Berühmte Namensträger: Bruno

Von Ernö und Renate Zeltner


Seinem Namenspatron, dem heiligen Bruno (um 1030-1101), Stifter des Kartäuserordens, dessen Mitglieder zum Schweigen verpflichtet sind, war Bruno Kreisky (1911-1990) nicht nachgeraten. Dieser Bruno des 20. Jahrhunderts ist nie ein Mensch der Stille und Beschaulichkeit gewesen. Seine politische Tätigkeit begann für den jungen Sozialdemokraten in seiner Heimatstadt Wien. 1935 wurde er unter der faschistischen Regierung erstmals verhaftet, 1938 in Schutzhaft genommen und schließlich in die Emigration nach Schweden getrieben. Nach dem Krieg hat er seinem Land als Staatssekretär, Außenminister und schließlich 13 Jahre (1970-1983) als Kanzler gedient.

Er stammte aus bürgerlich-jüdischem Haus und fühlte sich zeitlebens dem demokratischen Sozialismus verpflichtet; Kreisky war hochgebildet und pflegte Umgang mit den Künstlern und Intellektuellen seiner Zeit. Eine seiner wichtigsten Aufgaben sah er in der Vermittlung zwischen Israel und den arabischen Ländern. Er war der festen Meinung, daß sich der Nahost-Konflikt mit diplomatischen Mitteln lösen ließe, wenn die Politiker auch ihre Phantasie einsetzen würden. In seinen Lebenserinnerungen hat er dazu gesagt:

Politiker sollten sich das berühmte Wort Einsteins zu Herzen nehmen: >Imagination is more important than knowledge!< Wer sich dazu nicht bereit findet, wird sein Leben lang ein kleiner Handlungsreisender in politischen Fragen bleiben … Eines hat die Imagination dem Kleinmut des Krämers voraus: Sie schafft langfristige Perspektiven, für die es sich politisch einzusetzen lohnt.

Eine kleinmütige Krämerseele ist Bruno Kreisky zeit seines Lebens nicht gewesen. Der Namenstag des Kartäusers Bruno ist übrigens der 6. Oktober.

Bruno Walter
Bruno Walter

Auch für einen anderen Bruno des 20. Jahrhunderts ist der heilige Schweiger nicht zum Vorbild geworden, denn er stand ein Leben lang im Blickpunkt der Öffentlichkeit. Eigentlich hieß er Bruno Walter Schlesinger, dieser große Dirigent des 20. Jahrhunderts. Als Bruno Walter (1876-1962) hat er mehr als fünfzig Jahre die Musikwelt Europas und der Neuen Welt mitgeprägt. Seine Wirkungsfelder waren die Opernhäuser und Konzertsäle von Berlin, Wien, München, London, Leipzig und New York. Als die Nazis das Musikleben in Deutschland in ihrem Sinn zu reglementieren begannen, mußte Bruno Walter, wie so viele jüdische Künstler, das Land verlassen. Leider gab es genügend »arische« Kollegen, die sich arrangierten und seinen Platz bereitwillig einnahmen.

Bruno Walter hat seine Weltkarriere in der Emigration fortgesetzt und wurde vor allem als kongenialer Mozart- und Mahler-Interpret hochgeschätzt. In seinem autobiographischen Buch >Der Wendepunkt erinnert sich Klaus Mann an seine Kinderzeit und die nachbarschaftlichen Zusammenkünfte mit den Walterschen Mädchen Lotte und Gretel und mit »Kuzi«, wie die Töchter den berühmten Vater zärtlich nannten.

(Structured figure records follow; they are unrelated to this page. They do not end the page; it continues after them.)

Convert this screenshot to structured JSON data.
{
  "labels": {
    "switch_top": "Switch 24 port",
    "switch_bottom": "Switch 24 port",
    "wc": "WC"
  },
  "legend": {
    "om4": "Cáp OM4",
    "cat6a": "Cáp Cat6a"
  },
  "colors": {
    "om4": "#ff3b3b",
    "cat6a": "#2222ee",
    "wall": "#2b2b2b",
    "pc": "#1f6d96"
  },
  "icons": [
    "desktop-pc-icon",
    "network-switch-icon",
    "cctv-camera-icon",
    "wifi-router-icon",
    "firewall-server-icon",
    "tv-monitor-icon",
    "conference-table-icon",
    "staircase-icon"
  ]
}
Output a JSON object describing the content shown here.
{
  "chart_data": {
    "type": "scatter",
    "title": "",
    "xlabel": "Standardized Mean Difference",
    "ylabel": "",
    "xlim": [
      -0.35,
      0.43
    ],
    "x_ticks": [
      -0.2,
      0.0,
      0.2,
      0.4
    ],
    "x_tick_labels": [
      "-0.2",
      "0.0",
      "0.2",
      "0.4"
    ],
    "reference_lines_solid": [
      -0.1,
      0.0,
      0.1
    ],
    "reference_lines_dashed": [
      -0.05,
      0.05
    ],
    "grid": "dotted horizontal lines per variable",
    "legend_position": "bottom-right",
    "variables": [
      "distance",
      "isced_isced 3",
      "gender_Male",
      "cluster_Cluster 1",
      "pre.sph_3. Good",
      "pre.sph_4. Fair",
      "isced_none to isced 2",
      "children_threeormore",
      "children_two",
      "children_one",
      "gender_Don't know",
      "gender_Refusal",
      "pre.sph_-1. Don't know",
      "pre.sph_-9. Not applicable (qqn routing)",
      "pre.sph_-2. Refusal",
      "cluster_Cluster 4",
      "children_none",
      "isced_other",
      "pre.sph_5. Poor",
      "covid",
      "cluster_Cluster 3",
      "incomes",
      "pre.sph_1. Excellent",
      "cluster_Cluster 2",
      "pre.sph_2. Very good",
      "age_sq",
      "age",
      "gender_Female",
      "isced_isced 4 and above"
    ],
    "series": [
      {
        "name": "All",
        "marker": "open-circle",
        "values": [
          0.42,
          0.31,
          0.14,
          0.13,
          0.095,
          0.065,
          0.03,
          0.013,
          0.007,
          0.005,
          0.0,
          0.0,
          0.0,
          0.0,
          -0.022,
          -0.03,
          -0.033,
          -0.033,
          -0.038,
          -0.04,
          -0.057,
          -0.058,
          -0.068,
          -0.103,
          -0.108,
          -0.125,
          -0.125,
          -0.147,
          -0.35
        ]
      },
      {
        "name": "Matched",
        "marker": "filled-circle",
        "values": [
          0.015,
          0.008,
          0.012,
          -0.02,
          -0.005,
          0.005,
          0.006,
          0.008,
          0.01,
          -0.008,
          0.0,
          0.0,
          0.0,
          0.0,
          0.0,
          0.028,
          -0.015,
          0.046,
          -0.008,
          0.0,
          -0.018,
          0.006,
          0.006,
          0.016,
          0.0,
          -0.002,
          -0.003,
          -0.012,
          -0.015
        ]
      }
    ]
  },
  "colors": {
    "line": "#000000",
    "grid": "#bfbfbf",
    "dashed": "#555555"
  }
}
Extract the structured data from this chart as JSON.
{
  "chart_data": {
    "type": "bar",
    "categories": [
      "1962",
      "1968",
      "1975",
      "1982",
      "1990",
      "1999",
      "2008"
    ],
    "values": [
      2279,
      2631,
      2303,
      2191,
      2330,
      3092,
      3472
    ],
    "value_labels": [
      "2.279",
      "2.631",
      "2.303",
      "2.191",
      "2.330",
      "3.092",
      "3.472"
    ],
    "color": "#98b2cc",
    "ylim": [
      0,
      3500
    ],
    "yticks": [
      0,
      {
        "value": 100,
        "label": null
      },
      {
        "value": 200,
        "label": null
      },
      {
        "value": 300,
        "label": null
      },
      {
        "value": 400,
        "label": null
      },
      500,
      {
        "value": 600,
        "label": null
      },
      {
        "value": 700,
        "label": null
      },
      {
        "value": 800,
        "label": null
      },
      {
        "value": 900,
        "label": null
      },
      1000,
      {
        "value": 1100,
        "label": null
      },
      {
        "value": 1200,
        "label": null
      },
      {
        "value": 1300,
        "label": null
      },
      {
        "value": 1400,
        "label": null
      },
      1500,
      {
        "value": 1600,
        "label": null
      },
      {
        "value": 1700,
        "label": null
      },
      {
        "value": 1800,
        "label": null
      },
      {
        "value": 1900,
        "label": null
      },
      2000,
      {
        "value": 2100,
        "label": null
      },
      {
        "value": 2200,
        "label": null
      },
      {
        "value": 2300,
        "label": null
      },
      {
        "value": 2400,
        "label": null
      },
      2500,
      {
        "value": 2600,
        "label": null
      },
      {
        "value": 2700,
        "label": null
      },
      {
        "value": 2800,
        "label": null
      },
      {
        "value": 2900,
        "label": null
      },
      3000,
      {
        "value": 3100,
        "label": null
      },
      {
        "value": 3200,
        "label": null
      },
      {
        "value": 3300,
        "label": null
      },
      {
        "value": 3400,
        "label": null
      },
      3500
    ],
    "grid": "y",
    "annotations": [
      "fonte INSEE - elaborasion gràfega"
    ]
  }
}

Fast ebenso zauberhaft wie die Aufführung selbst … war es, wenn Bruno Walter seinen Töchtern und uns aus einer Opernpartitur vorspielte. Der eifrige Papa bemühte sich, als wären wir Theaterdirektoren, die es von der Vortrefflichkeit und Aufführbarkeit eines Werkes zu überzeugen gelte.

Vor seinem jugendlichen Publikum gestikulierte, spaßte, sang und säuselte er, ahmte Stimmen und Instrumente nach: »Er brachte uns zum Lachen und zum Weinen.« Bruno Walter hat es offenbar verstanden, nicht nur das Konzertpublikum, sondern auch die Kinder zu faszinieren und sie an die großen Werke der Musik mit Phantasie und Humor heranzuführen.